Examples 17-28 were prepared in a similar manner as in Example 1, except that the type, number of layers and weight ratio of rigid to flexible materials were varied in the rigid "A" and flexible "B" layers. . Process temperatures were adjusted to accommodate the melting properties of the various materials. These variables are shown in Table 5 below.                 

Examples 17-28 were tested for modulus, residual stress and strain recovery. The test results and the number of layers of film are shown in Table 6.

1- Film tears before stretching to 100% elongation

As can be seen from the table, satisfactory compliance performance can be obtained in a structure having a wide range of elastic modulus. If the rigid layer material is more fragile, the weight ratio of the rigid component to the flexible component tends to be lower.

<Examples 29-31>

Examples 29-31 illustrate the effect of shrinkage on multilayer films of the present invention. Samples of Examples 29-31 were prepared as in Examples 1, 2, and 24, respectively.

Comparative Example 5 is in accordance with Example 2 of USSN 09/119494 (name of the polymer: polymer blend and tape made therefrom; Kollaja et al.), Except that Pina ™ 3576 is used in place of Escorene ™ 4792E1 ethylene / propylene copolymer. Extruded film prepared from a blend of 60:40 weight ratio Pina ™ 3576 rigid polypropylene and Rexflex ™ WL101 flexible polypropylene.

Comparative Example 6 was plasticized and obtained from Renolit ™ SK-M Signmask Blue (American Renolit Corp., Whitney, NJ). It was a calendered polyvinyl chloride film.

Comparative Example 7 was a plasticized and calendered polyvinyl chloride film available as Lenolit ™ S from American Lenolit Corporation.

All examples were tested for shrinkage. The test results are shown in Table 7 below.

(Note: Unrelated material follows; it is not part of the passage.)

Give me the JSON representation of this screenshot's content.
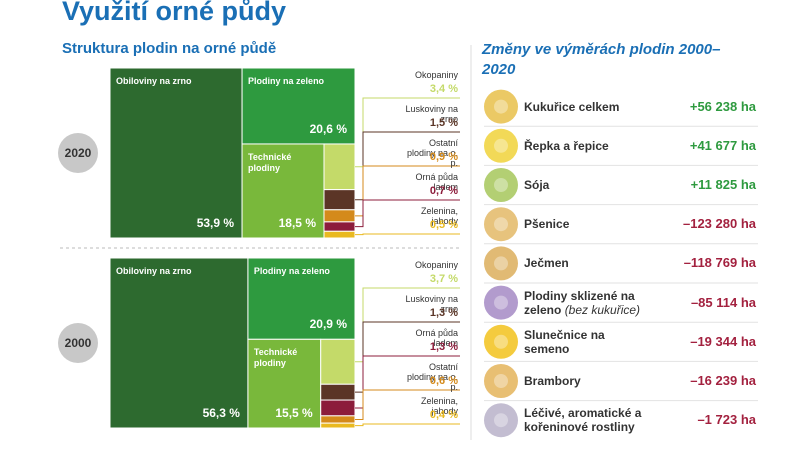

As can be seen from the table, the shrinkage with respect to the temperature used was significantly smaller than that observed in the polyvinyl chloride films of the comparative examples in Examples 29-31. In addition, the film of the present invention had higher dimensional stability (less shrinkage) at 163 ° C. than film (C5) of Comparative Example made from polypropylene blend.

Claims (10)

At least two substantially contacting organic polymer materials that alternately comprise a layer of rigid material having a Young's modulus greater than 50,000 psi (345 MPa) and a layer containing a flexible material having a Young's modulus of less than 25,000 psi (172.4 MPa) A multilayer film having an elongated structure of at least 55%, a Young's modulus of 68.9 to 1034.2 MPa and an elongation of at least 100% at a strain rate of 600% per minute at 25 ° C. The multilayer film of claim 1, wherein the residual stress is 40% or less. delete delete The multilayer film of claim 1 having a necking of 25% or less as measured by AS melt stream D882-95A. The multilayer film of claim 5 having a necking of 5% or less. The multilayer film of claim 1, further comprising a pressure sensitive adhesive layer. The multilayer film of claim 1, further comprising an ink receiving layer. The multilayer film of claim 1, having a Young's modulus of 68.9 to 344.7 MPa (10,000 to 50,000 psi). The multilayer film of claim 1, having a Young's modulus of 344.7 to 1034.2 MPa (50,000 to 150,000 psi).